5×102 CFUs/2 µl of S. aureus or 2 µl of saline alone (uninfected) was inoculated into the knee joint in the area of the cut end of the implant. At post-operative day 1, the implants were removed and the joint tissue was fixed in formalin, decalcified and embedded in paraffin. Sagittal sections (4 µm) of the joint tissue were subsequently stained with hematoxylin and eosin (H&E) and Gram stain. Representative photomicrographs of histologic sections are shown (1 of 3 mice per group, with similar results). Left large panels: low magnification (12.5x) of H&E stained joint specimens with a line drawing of the location of the implant with the intramedullary canal seen within the femur. Upper right small panels: higher magnification (100x) of H&E- and Gram-stained joint specimens of the boxed area in the left panel at the location of the cut end of the implant within the joint. Lower right small panels: higher magnification (400x) of H&E- and Gram-stained section in the boxed areas in the upper right panels.
Figure 5
Figure 5. Biofilm formation on the implant as visualized by variable-pressure scanning electron microscopy (VP-SEM).
5×102 CFUs/2 µl of S. aureus or 2 µl of saline alone (uninfected) was inoculated into the knee joint in the area of the cut end of the implant. At post-operative days 0 (before inoculation), 7 and 14, the implants were harvested and the cut ends of the implants that were in the joint space were analyzed for biofilm formation by variable pressure-scanning electron microscopy (VP-SEM), which enables the direct visualization of the implants without the need for sputter-coating. Representative VP-SEM images of the cut ends of the implants are shown (1 of 3 mice per group, with similar results). Top panels represent a low power magnification (120x) and the bottom panels show a higher magnification (600x) of the area boxed in red. Biofilm formation is readily seen from implants harvested from infected knee joints whereas only the metal surface is seen on implants from uninfected control mice.
Figure 6
Figure 6. A novel antibiotic-impregnated implant coating results in reduced S. aureus infection, decreased inflammation and prevention of biofilm formation.
Orthopaedic-grade stainless steel K-wires were machine cut and coated with increasing concentrations of a tyrosine-based biodegradable antibiotic implant coating, which contained rifampin and minocycline or vehicle alone (coating without any antibiotic).
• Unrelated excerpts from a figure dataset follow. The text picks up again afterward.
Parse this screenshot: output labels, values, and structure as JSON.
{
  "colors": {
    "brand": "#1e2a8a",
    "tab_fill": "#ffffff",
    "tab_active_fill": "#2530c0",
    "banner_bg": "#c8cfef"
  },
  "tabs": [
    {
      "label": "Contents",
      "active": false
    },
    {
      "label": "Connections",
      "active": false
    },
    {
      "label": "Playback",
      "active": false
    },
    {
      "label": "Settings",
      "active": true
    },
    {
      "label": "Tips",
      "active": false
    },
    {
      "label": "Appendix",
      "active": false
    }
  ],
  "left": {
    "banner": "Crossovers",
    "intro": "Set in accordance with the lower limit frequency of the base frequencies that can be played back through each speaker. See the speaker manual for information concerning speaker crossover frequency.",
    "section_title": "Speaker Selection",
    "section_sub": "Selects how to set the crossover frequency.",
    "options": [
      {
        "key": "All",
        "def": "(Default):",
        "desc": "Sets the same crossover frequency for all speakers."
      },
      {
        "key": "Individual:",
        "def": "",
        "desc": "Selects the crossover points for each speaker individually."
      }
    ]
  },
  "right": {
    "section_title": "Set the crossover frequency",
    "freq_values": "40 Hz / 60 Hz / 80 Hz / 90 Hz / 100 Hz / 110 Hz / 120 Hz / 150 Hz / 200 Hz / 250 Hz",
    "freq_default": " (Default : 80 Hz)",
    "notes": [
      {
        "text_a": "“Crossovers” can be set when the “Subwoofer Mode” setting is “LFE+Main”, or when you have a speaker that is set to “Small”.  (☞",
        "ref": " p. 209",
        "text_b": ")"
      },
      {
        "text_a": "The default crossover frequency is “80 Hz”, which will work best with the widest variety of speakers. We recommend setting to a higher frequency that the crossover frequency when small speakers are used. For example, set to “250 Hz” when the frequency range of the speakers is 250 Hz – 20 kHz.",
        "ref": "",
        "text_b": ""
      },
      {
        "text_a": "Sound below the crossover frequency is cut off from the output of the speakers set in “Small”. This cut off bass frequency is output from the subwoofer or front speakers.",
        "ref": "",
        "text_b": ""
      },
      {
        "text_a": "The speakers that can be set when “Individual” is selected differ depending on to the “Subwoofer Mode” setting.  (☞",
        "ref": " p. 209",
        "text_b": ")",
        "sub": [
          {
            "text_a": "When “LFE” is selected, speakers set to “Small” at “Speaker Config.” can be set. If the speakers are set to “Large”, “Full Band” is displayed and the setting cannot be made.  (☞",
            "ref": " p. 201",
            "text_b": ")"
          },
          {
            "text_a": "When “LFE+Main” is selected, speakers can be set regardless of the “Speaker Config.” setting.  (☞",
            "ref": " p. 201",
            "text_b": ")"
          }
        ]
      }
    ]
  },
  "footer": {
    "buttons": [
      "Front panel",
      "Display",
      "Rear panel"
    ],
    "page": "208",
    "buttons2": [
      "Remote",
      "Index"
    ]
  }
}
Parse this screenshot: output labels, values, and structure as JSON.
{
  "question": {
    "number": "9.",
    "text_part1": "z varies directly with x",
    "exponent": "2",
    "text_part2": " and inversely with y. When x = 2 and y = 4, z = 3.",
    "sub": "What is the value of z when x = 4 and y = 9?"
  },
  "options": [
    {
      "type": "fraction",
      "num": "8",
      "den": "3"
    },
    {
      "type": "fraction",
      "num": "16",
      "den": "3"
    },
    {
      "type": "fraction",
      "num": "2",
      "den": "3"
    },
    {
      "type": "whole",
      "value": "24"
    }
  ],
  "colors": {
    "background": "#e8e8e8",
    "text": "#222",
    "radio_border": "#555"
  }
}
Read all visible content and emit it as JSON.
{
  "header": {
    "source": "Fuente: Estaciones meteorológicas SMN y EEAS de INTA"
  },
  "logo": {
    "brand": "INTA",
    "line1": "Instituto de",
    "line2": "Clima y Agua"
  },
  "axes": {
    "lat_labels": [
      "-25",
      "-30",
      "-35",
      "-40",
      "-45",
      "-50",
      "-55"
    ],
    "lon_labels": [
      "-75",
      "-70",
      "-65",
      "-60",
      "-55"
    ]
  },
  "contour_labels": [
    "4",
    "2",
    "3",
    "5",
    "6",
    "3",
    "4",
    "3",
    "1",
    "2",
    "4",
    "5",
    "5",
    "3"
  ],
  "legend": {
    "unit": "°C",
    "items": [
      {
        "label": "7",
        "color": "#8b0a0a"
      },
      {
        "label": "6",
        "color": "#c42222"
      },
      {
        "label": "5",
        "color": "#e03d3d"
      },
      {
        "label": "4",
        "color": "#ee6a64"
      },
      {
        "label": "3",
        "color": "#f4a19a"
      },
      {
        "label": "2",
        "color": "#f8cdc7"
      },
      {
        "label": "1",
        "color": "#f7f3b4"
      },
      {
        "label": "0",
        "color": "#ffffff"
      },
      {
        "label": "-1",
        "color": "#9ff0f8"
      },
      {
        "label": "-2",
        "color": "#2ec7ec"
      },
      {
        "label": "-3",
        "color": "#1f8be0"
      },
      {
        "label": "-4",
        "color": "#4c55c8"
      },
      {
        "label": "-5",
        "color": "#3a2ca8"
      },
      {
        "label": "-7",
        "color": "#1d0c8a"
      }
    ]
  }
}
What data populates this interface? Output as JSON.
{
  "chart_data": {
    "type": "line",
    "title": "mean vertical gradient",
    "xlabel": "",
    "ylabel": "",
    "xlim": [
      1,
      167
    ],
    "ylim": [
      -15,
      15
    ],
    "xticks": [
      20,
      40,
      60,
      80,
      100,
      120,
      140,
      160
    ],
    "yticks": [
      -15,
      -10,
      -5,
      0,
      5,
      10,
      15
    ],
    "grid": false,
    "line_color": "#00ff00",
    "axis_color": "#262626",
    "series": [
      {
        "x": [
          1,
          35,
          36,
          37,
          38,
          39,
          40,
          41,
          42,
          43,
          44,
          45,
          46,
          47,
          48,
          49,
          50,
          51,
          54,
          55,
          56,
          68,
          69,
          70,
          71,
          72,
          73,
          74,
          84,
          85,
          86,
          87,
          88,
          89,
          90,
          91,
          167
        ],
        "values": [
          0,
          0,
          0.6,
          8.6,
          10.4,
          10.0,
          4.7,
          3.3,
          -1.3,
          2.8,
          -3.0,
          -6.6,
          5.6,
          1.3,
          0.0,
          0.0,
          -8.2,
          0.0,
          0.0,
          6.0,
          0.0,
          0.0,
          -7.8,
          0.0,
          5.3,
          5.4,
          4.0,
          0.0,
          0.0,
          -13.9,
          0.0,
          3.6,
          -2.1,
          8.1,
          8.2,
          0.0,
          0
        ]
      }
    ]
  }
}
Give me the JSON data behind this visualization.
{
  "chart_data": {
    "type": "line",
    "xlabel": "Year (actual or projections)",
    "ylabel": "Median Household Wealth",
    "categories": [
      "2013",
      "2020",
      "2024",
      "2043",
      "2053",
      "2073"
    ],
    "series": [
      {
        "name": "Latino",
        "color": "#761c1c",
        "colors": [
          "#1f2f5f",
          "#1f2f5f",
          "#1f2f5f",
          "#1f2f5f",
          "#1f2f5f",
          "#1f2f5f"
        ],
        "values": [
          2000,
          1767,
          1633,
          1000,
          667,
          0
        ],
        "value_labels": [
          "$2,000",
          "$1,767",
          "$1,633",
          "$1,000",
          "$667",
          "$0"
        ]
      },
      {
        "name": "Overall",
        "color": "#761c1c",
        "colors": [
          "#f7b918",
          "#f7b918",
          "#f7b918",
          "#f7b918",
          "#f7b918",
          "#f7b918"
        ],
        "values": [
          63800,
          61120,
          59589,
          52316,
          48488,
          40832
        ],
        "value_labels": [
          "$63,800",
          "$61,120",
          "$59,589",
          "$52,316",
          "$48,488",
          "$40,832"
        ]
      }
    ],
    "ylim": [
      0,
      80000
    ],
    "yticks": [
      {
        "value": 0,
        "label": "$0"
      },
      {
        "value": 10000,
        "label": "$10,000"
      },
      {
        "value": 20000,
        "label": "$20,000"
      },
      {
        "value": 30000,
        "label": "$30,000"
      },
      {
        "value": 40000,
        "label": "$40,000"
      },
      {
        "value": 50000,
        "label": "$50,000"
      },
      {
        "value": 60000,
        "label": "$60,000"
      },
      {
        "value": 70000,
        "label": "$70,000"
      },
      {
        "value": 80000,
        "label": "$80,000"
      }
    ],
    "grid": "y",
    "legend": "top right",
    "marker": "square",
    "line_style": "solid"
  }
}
The rifampin/minocycline concentrations for each of the coatings were: Coating A: 32.5/36.1 µg/mm3; Coating B: 46.1/47.7 µg/mm3 and Coating C: 97.4/104.2 µg/mm3. Furthermore, Coatings A and B were the same thickness (∼40–45 µm) and would elute at the same rate whereas Coating C would elute slower because it had double the coating thickness (∼80–90 µm). These coating implants were surgically placed into the distal femur and 5×102 CFUs/2 µl of S. aureus was inoculated into the knee joint in the area of the cut end of the implant. (A) Representative photograph of an uncoated stainless steel implant and an antibiotic-impregnated coated implant. (B) Bacterial counts as measured by in vivo S. aureus bioluminescence (mean maximum flux [p/s/cm2/sr] ± sem) (logarithmic scale) (n = 5 mice per group). (C) Neutrophil infiltration as measured by in vivo fluorescence (total flux [photons/sec] ± sem) (n = 5 mice per group). (D) Representative VP-SEM images of the cut ends of the implants are shown (1 of 2 mice per group, with similar results). Top panels represent a low power magnification (120x) and the bottom panels show a higher magnification (600x) of the area boxed in red. *p<0.05 †p<0.01 ‡p<0.001 coatings A, B, or C vs. vehicle coating (Student's t-test).